The researchers envision installing robotic systems in smaller hospitals in remote areas, remotely directed by highly trained surgeons at large medical centers, to operate on patients in a timely manner within critical time windows, saving patients' lives and maintaining their brain function.

The robotic system has a medical-grade robotic arm with a magnet attached to the wrist. The robotic arm can be manipulated using the small joystick knob on the mouse, and by tilting the joystick, the magnet is tilted in the direction that the magnetic line can follow. Buttons on the mouse control a set of motorized linear drives that move forward and retract wires to move forward and backward. The wires are as thin and flexible as traditional neurovascular guide wires, with a soft magnetic response tip that follows the direction of the magnetic field and bends.

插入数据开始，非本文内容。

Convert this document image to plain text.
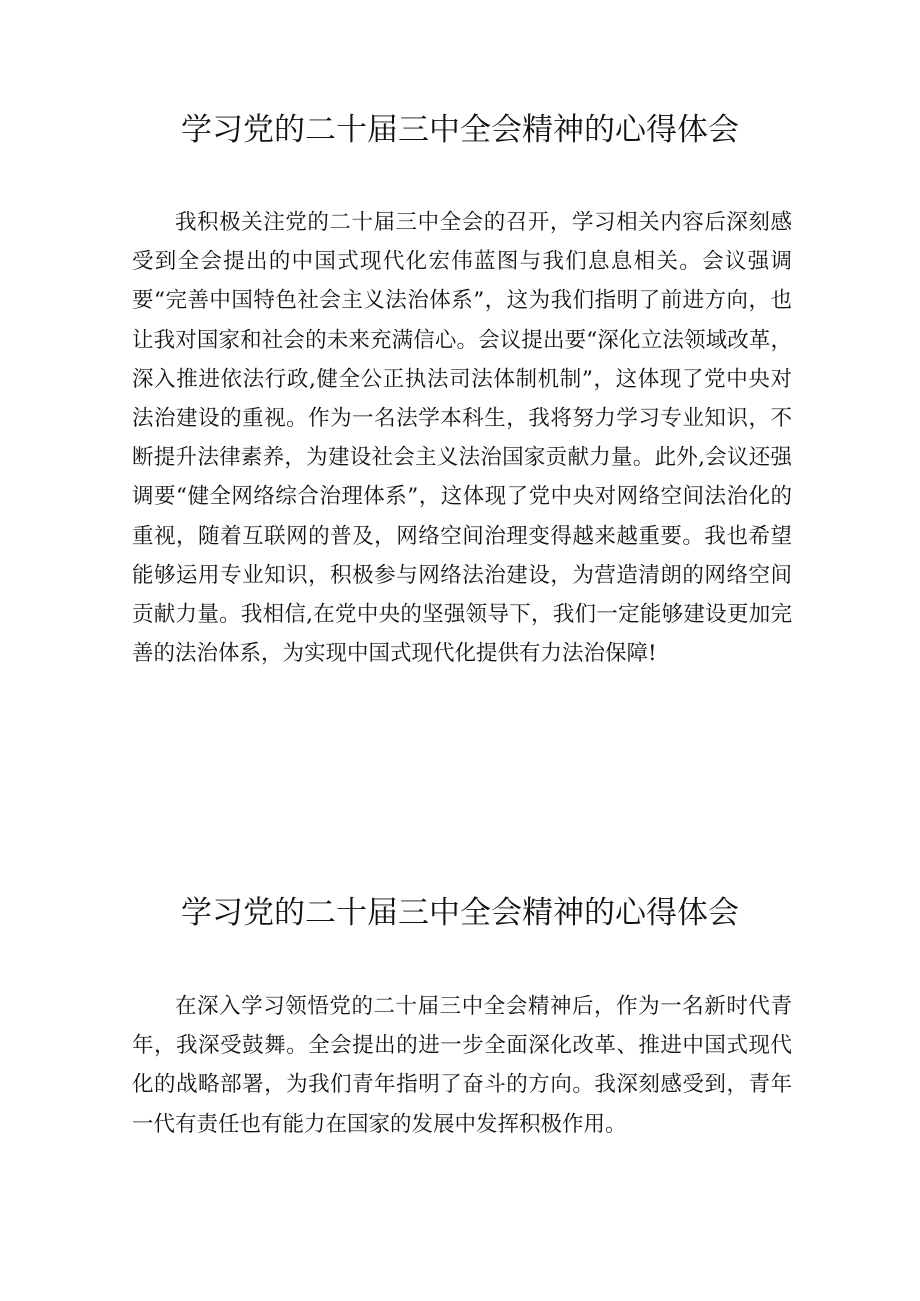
学习党的二十届三中全会精神的心得体会

我积极关注党的二十届三中全会的召开，学习相关内容后深刻感受到全会提出的中国式现代化宏伟蓝图与我们息息相关。会议强调要“完善中国特色社会主义法治体系”，这为我们指明了前进方向，也让我对国家和社会的未来充满信心。会议提出要“深化立法领域改革，深入推进依法行政,健全公正执法司法体制机制”，这体现了党中央对法治建设的重视。作为一名法学本科生，我将努力学习专业知识，不断提升法律素养，为建设社会主义法治国家贡献力量。此外,会议还强调要“健全网络综合治理体系”，这体现了党中央对网络空间法治化的重视，随着互联网的普及，网络空间治理变得越来越重要。我也希望能够运用专业知识，积极参与网络法治建设，为营造清朗的网络空间贡献力量。我相信,在党中央的坚强领导下，我们一定能够建设更加完善的法治体系，为实现中国式现代化提供有力法治保障!

学习党的二十届三中全会精神的心得体会

在深入学习领悟党的二十届三中全会精神后，作为一名新时代青年，我深受鼓舞。全会提出的进一步全面深化改革、推进中国式现代化的战略部署，为我们青年指明了奋斗的方向。我深刻感受到，青年一代有责任也有能力在国家的发展中发挥积极作用。
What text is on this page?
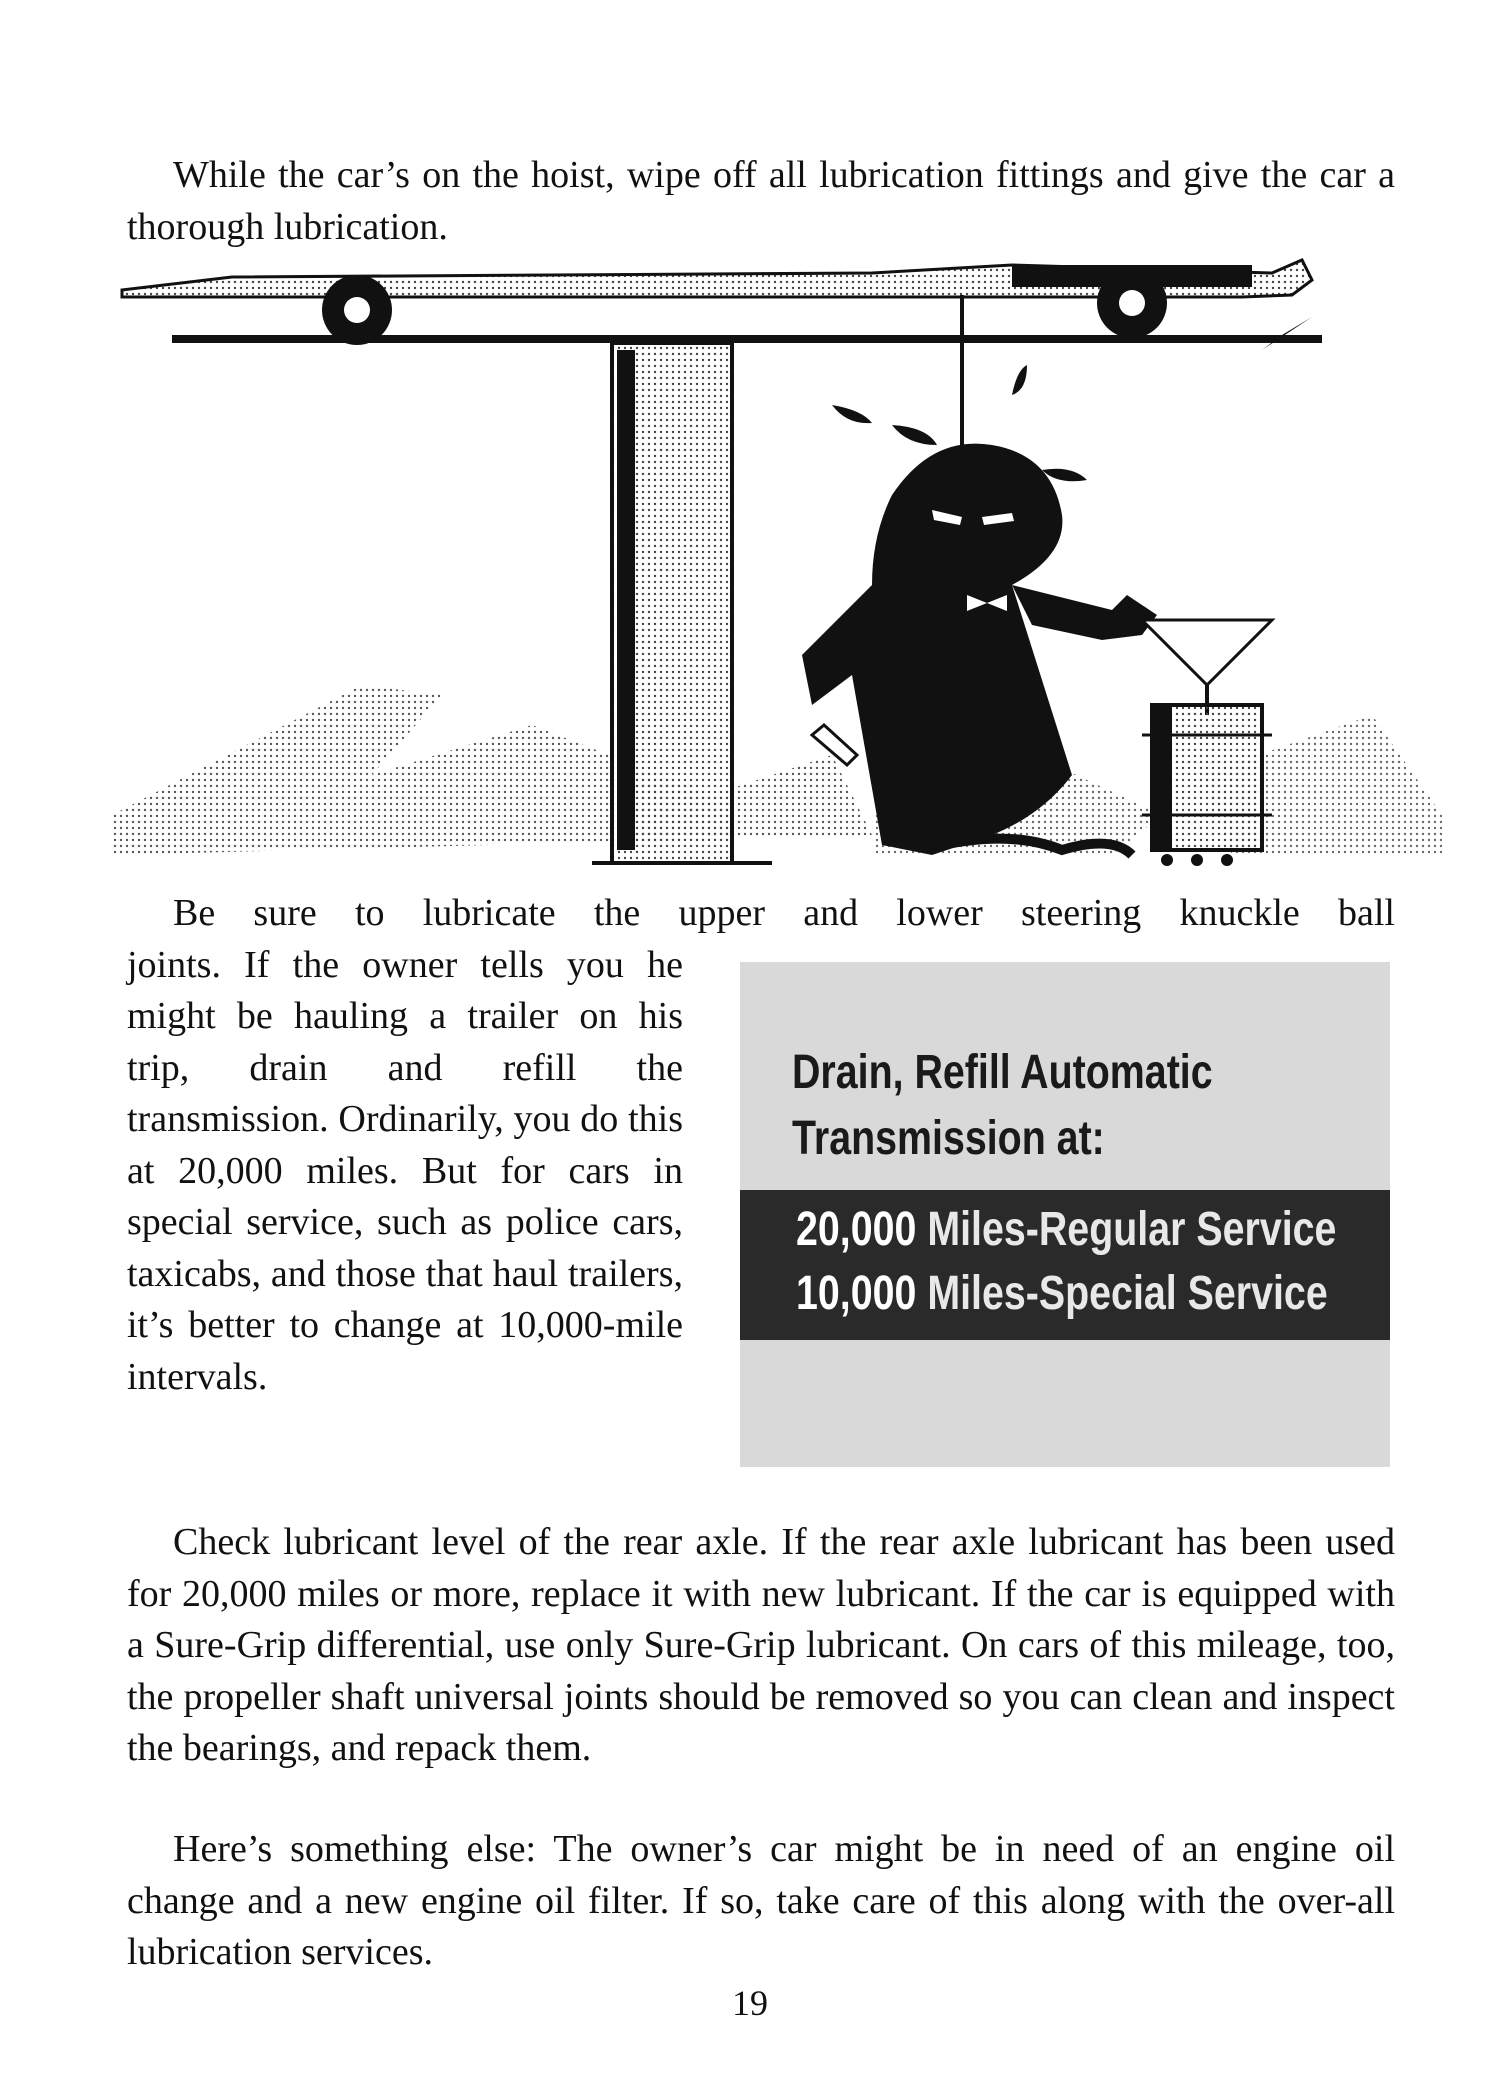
While the car’s on the hoist, wipe off all lubrication fittings and give the car a thorough lubrication.

Be sure to lubricate the upper and lower steering knuckle ball

joints. If the owner tells you he might be hauling a trailer on his trip, drain and refill the transmission. Ordinarily, you do this at 20,000 miles. But for cars in special service, such as police cars, taxicabs, and those that haul trailers, it’s better to change at 10,000-mile intervals.

Drain, Refill Automatic
Transmission at:
20,000 Miles-Regular Service
10,000 Miles-Special Service

Check lubricant level of the rear axle. If the rear axle lubricant has been used for 20,000 miles or more, replace it with new lubricant. If the car is equipped with a Sure-Grip differential, use only Sure-Grip lubricant. On cars of this mileage, too, the propeller shaft universal joints should be removed so you can clean and inspect the bearings, and repack them.

Here’s something else: The owner’s car might be in need of an engine oil change and a new engine oil filter. If so, take care of this along with the over-all lubrication services.

19
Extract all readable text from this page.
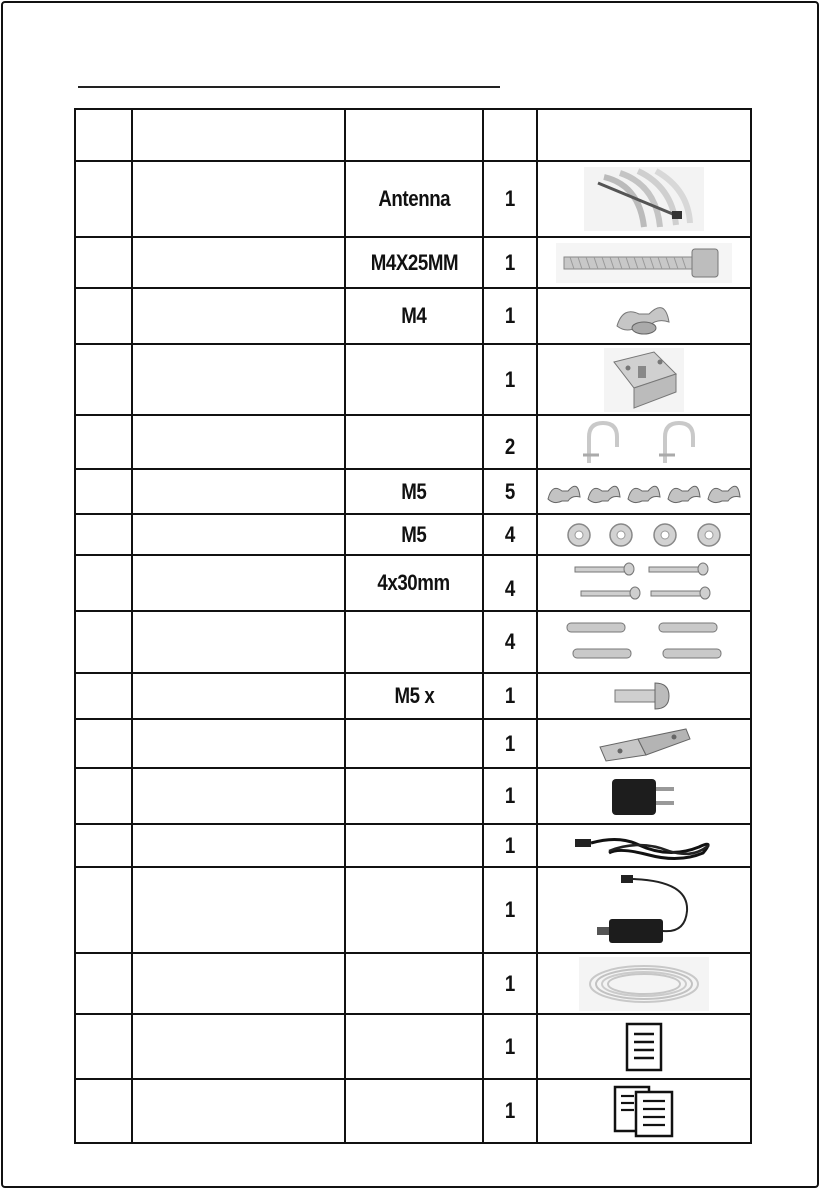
		Antenna	1	

		M4X25MM	1	

		M4	1	

			1	

			2	

		M5	5	

		M5	4	

		4x30mm	4	

			4	

		M5 x	1	

			1	

			1	

			1	

			1	

			1	

			1	

			1	
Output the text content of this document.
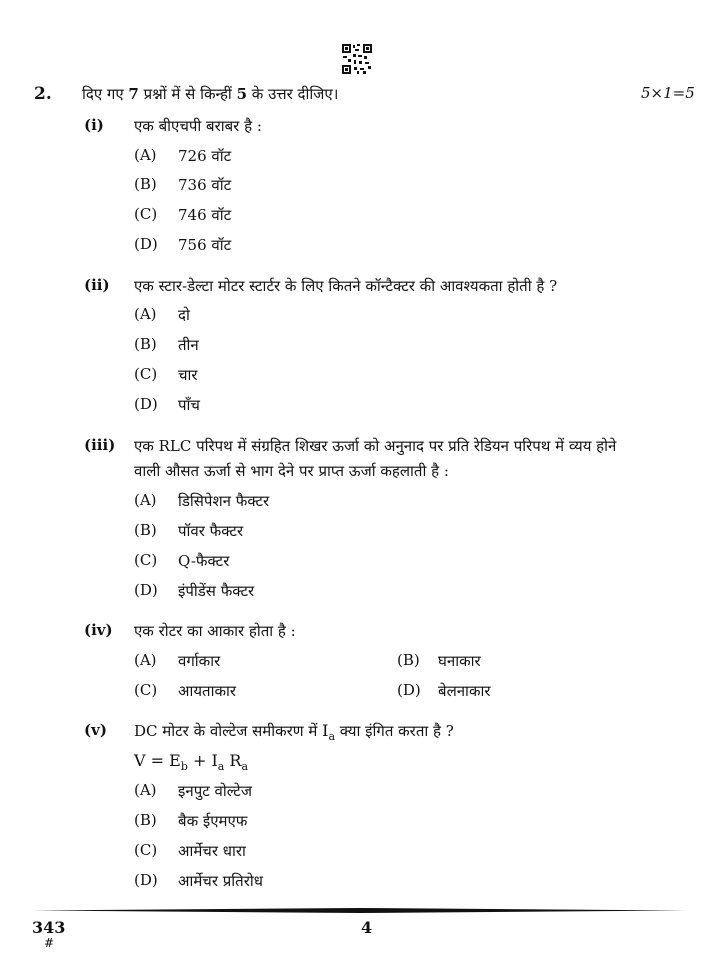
2. दिए गए 7 प्रश्नों में से किन्हीं 5 के उत्तर दीजिए।	5×1=5
(i) एक बीएचपी बराबर है :
(A) 726 वॉट
(B) 736 वॉट
(C) 746 वॉट
(D) 756 वॉट
(ii) एक स्टार-डेल्टा मोटर स्टार्टर के लिए कितने कॉन्टैक्टर की आवश्यकता होती है ?
(A) दो
(B) तीन
(C) चार
(D) पाँच
(iii) एक RLC परिपथ में संग्रहित शिखर ऊर्जा को अनुनाद पर प्रति रेडियन परिपथ में व्यय होने
वाली औसत ऊर्जा से भाग देने पर प्राप्त ऊर्जा कहलाती है :
(A) डिसिपेशन फैक्टर
(B) पॉवर फैक्टर
(C) Q-फैक्टर
(D) इंपीडेंस फैक्टर
(iv) एक रोटर का आकार होता है :
(A) वर्गाकार	(B) घनाकार
(C) आयताकार	(D) बेलनाकार
(v) DC मोटर के वोल्टेज समीकरण में $I_a$ क्या इंगित करता है ?
$V = E_b + I_a$ $R_a$
(A) इनपुट वोल्टेज
(B) बैक ईएमएफ
(C) आर्मेचर धारा
(D) आर्मेचर प्रतिरोध
343
#
4
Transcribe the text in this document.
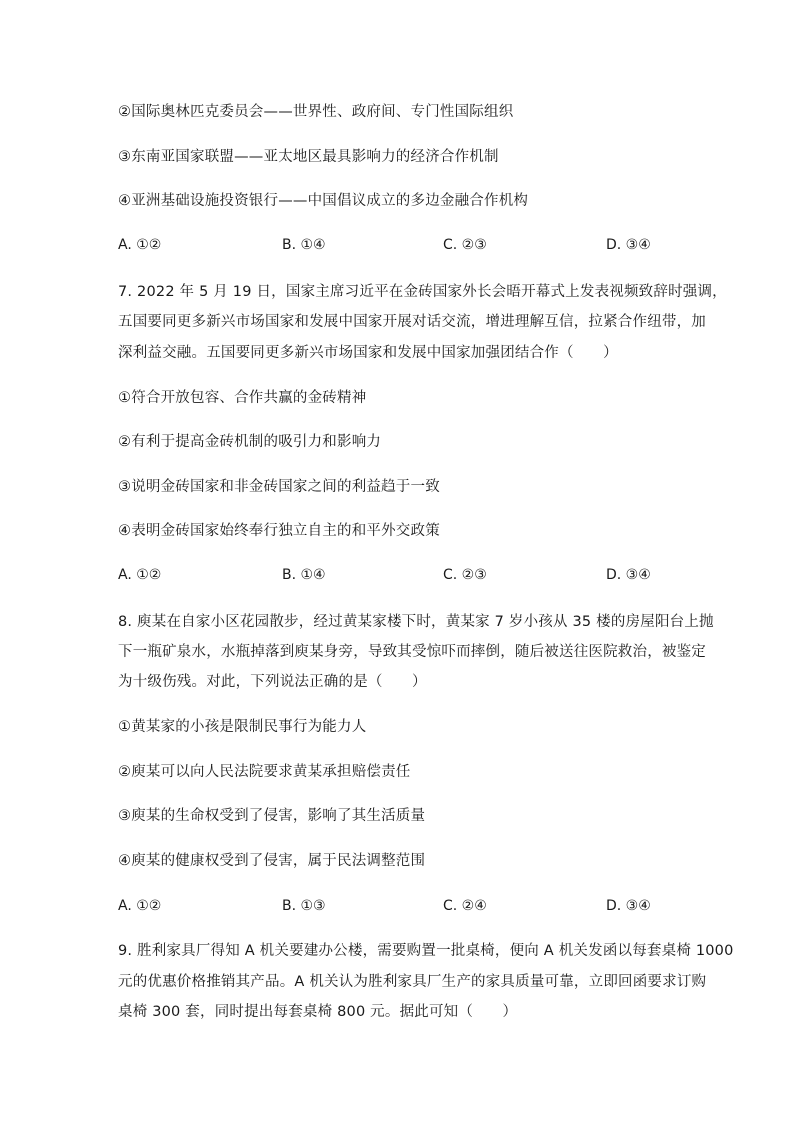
②国际奥林匹克委员会——世界性、政府间、专门性国际组织
③东南亚国家联盟——亚太地区最具影响力的经济合作机制
④亚洲基础设施投资银行——中国倡议成立的多边金融合作机构
A. ①②	B. ①④	C. ②③	D. ③④
7. 2022 年 5 月 19 日，国家主席习近平在金砖国家外长会晤开幕式上发表视频致辞时强调，
五国要同更多新兴市场国家和发展中国家开展对话交流，增进理解互信，拉紧合作纽带，加
深利益交融。五国要同更多新兴市场国家和发展中国家加强团结合作（　　）
①符合开放包容、合作共赢的金砖精神
②有利于提高金砖机制的吸引力和影响力
③说明金砖国家和非金砖国家之间的利益趋于一致
④表明金砖国家始终奉行独立自主的和平外交政策
A. ①②	B. ①④	C. ②③	D. ③④
8. 庾某在自家小区花园散步，经过黄某家楼下时，黄某家 7 岁小孩从 35 楼的房屋阳台上抛
下一瓶矿泉水，水瓶掉落到庾某身旁，导致其受惊吓而摔倒，随后被送往医院救治，被鉴定
为十级伤残。对此，下列说法正确的是（　　）
①黄某家的小孩是限制民事行为能力人
②庾某可以向人民法院要求黄某承担赔偿责任
③庾某的生命权受到了侵害，影响了其生活质量
④庾某的健康权受到了侵害，属于民法调整范围
A. ①②	B. ①③	C. ②④	D. ③④
9. 胜利家具厂得知 A 机关要建办公楼，需要购置一批桌椅，便向 A 机关发函以每套桌椅 1000
元的优惠价格推销其产品。A 机关认为胜利家具厂生产的家具质量可靠，立即回函要求订购
桌椅 300 套，同时提出每套桌椅 800 元。据此可知（　　）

The research team tested the robotic system in a surgical laboratory equipped with standard medical imaging equipment used for intact endovascular surgery. The researchers installed robotic arms and a life-size model of vascular silicone in the lab. They set up the joystick in the control room along with a monitor that displays live video of the model. The operator can watch the video from the monitor while remotely guiding the wires using the joystick.

The system is a transparent model that reinstates the complex arterial vessels of the brain, and after an hour of training, the neurosurgeon is able to remotely control the robot's arm and guide the wires to the target location in the model. With a joystick and live imaging, the operator can adjust the orientation of the magnet and manipulate the robotic arm to guide the soft and thin magnetic filament through the arteries and blood vessels.

The team further guided the wire through complex arterial vessels to the area where the researchers simulated the clot. After directing the wire to the clot, the surgeon can use the standard intravascular intervention method to connect the microcatheter along the wire to the clot, retract the wire to leave the catheter, and then apply it to the tube to successfully remove the clot and treat the patient in time.